Have you ever woken up wondering which side of crazy you were on? As a child, I was convinced that I had crossed that line, and I was proud of it. During college, I wanted to walk that line, ever so carefully, making sure not to move my toes too far to either side, which was tough because my feet are huge.

No, seriously, have you ever seen my feet?

Now I find, as I begin to embrace my adulthood, I am increasingly more willing to live in the realm of normal, boring, and even mundane. This need for normalcy was provoked with the birth of my first child. I wanted to provide the same type of family structure that I was sure my friends had while I was growing up.

So that's a lie, I never really had any friends.

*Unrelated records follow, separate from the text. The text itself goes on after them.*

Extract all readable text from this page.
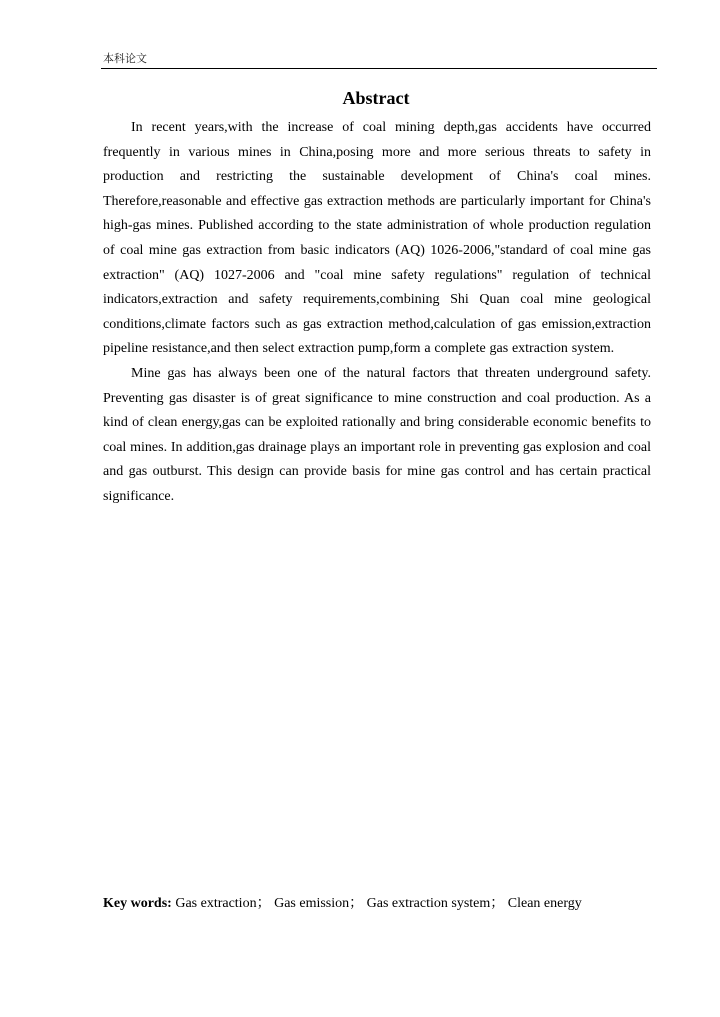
本科论文
Abstract

In recent years,with the increase of coal mining depth,gas accidents have occurred frequently in various mines in China,posing more and more serious threats to safety in production and restricting the sustainable development of China's coal mines. Therefore,reasonable and effective gas extraction methods are particularly important for China's high-gas mines. Published according to the state administration of whole production regulation of coal mine gas extraction from basic indicators (AQ) 1026-2006,"standard of coal mine gas extraction" (AQ) 1027-2006 and "coal mine safety regulations" regulation of technical indicators,extraction and safety requirements,combining Shi Quan coal mine geological conditions,climate factors such as gas extraction method,calculation of gas emission,extraction pipeline resistance,and then select extraction pump,form a complete gas extraction system.

Mine gas has always been one of the natural factors that threaten underground safety. Preventing gas disaster is of great significance to mine construction and coal production. As a kind of clean energy,gas can be exploited rationally and bring considerable economic benefits to coal mines. In addition,gas drainage plays an important role in preventing gas explosion and coal and gas outburst. This design can provide basis for mine gas control and has certain practical significance.

Key words: Gas extraction； Gas emission； Gas extraction system； Clean energy
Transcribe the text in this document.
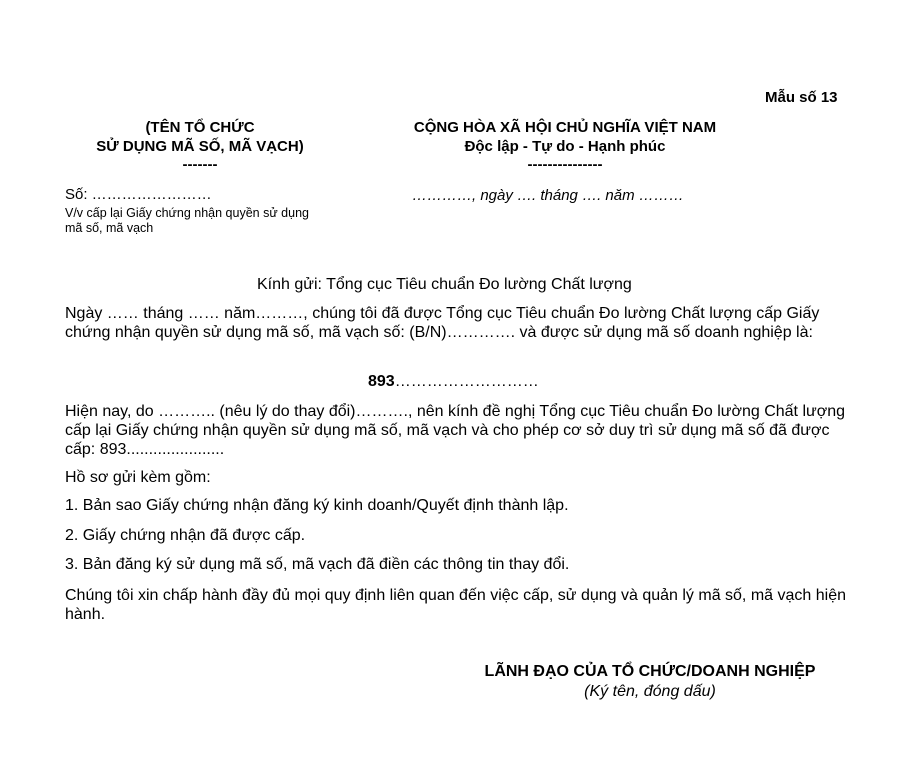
Mẫu số 13
(TÊN TỔ CHỨC
SỬ DỤNG MÃ SỐ, MÃ VẠCH)
-------
CỘNG HÒA XÃ HỘI CHỦ NGHĨA VIỆT NAM
Độc lập - Tự do - Hạnh phúc
---------------
Số: ……………………
V/v cấp lại Giấy chứng nhận quyền sử dụng
mã số, mã vạch
…………, ngày …. tháng …. năm ………
Kính gửi: Tổng cục Tiêu chuẩn Đo lường Chất lượng
Ngày …… tháng …… năm………, chúng tôi đã được Tổng cục Tiêu chuẩn Đo lường Chất lượng cấp Giấy chứng nhận quyền sử dụng mã số, mã vạch số: (B/N)…………. và được sử dụng mã số doanh nghiệp là:
893………………………
Hiện nay, do ……….. (nêu lý do thay đổi)………., nên kính đề nghị Tổng cục Tiêu chuẩn Đo lường Chất lượng cấp lại Giấy chứng nhận quyền sử dụng mã số, mã vạch và cho phép cơ sở duy trì sử dụng mã số đã được cấp: 893......................
Hồ sơ gửi kèm gồm:
1. Bản sao Giấy chứng nhận đăng ký kinh doanh/Quyết định thành lập.
2. Giấy chứng nhận đã được cấp.
3. Bản đăng ký sử dụng mã số, mã vạch đã điền các thông tin thay đổi.
Chúng tôi xin chấp hành đầy đủ mọi quy định liên quan đến việc cấp, sử dụng và quản lý mã số, mã vạch hiện hành.
LÃNH ĐẠO CỦA TỔ CHỨC/DOANH NGHIỆP
(Ký tên, đóng dấu)
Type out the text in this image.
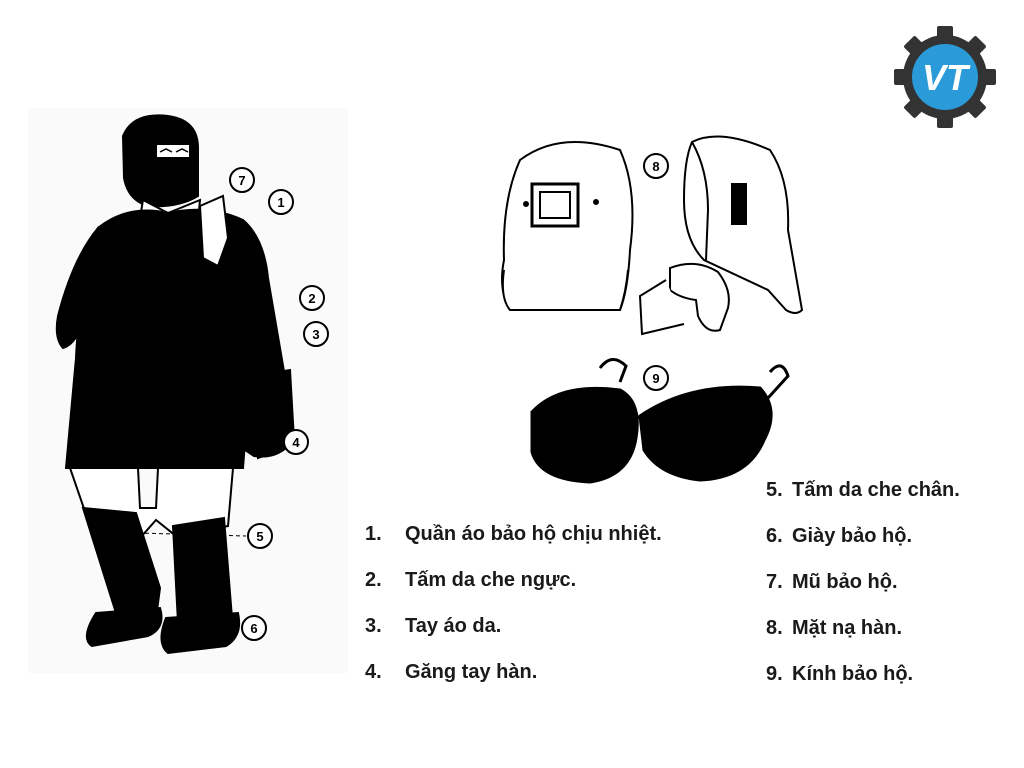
VT
7
1
2
3
4
5
6
8
9
1. Quần áo bảo hộ chịu nhiệt.
2. Tấm da che ngực.
3. Tay áo da.
4. Găng tay hàn.
5. Tấm da che chân.
6. Giày bảo hộ.
7. Mũ bảo hộ.
8. Mặt nạ hàn.
9. Kính bảo hộ.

My friendships all started out well enough, but I always seemed to ruin them within two years. Somehow, I believed that a person could only have one true friend at a time. Through my school years, I had come to expect monogamy on the playground. For some reason larger groups of people always made me feel less, not more, secure.

Besides, my parents couldn't afford to pay all of them to hang out with me.

Friends were hard to maintain because I expect so much from people. I have always been unyielding in my criticism of myself and those around me. I got that from my father. No success was ever good enough, it was always just another stepping stone to climb out of the comfort zone. I was taught that it's wrong to be comfortable, you have to continue growing and growing causes pain. Pain is good, it is inspirational. Pain is a good motivator.

And I'm generally motivated to eat gallons of ice cream and huddle under a blanket.

All of this motivation has lead to a weight problem that is starting to become a big deal. I was already fighting off extra weight from having two children in two years. Now, I'm battling stress weight and insomnia. Lack of sleep is nothing new to me. I've never been able to fall asleep very easily. My mind travels all over the place, picking up stray ideas as it tumbles around. These ideas hijack my head and steer me far away from slumber. Once I do fall asleep, I tend to dream that I'm working.

My ex-husband used to dream that I was working too, it's something he thought he would never see.

Now, I'm essentially a single mom, which means every moment of my life is work. The best thing about my current situation is that love surrounds me every moment. I'm happy in everything I do, because I've made my choices very carefully. I'm a lucky woman. I won't pretend I'm not. I just wish that luck would carry over to the Powerball jackpot.

Monday, August 11, 2008

Not everyone looks good in tights and underwear.

If you could be a super-hero, what would your special power be? Would you choose one based on how it could benefit you, or how you could benefit the world?

This question comes about, thanks to this article:

So, it seems that we're close to having a version of an invisibility cloak. It's probably safe to say that this material isn't being developed for intense games of Hide-and-go-seek or Marco Polo. My guess is that there's some sort of military motivation for this research. But let's not focus on that. Let's not focus on the potential for hiding planes, tanks and landmines. Let's not think about invisible snipers sneaking up to the home of "suspected criminals" and taking action without any accountability. Let's choose, instead, to look at all of the great things that could come from the invention of such a fabric.

Imagine the embarasment that could be avoided if teenagers wrapped their pr0n in invisible paper! It doesn't stop there. Romance novels, diaries, all become safer posessions when you can use them discretely.

Pimples will never be an issue again! Stick a piece of this paper on your problem areas and create the illusion that the irritated spot looks the same as the rest of your face.

Maybe they'll incorporate bits of this into jeans and I'll finally be able to get rid of the extra tummy pooch that I just can't seem to reduce with crunches!

This product is going to be a dream! I can't wait until it's available for everyone! What could go wrong?

Personally, though, if I had my choice I would prefer the power to read minds - then I'd know what other people are hiding under their invisible cloth :D

Just an observation, but...

When you live in a fantasyland, you have to go through the Spooky Forest to get just about anywhere.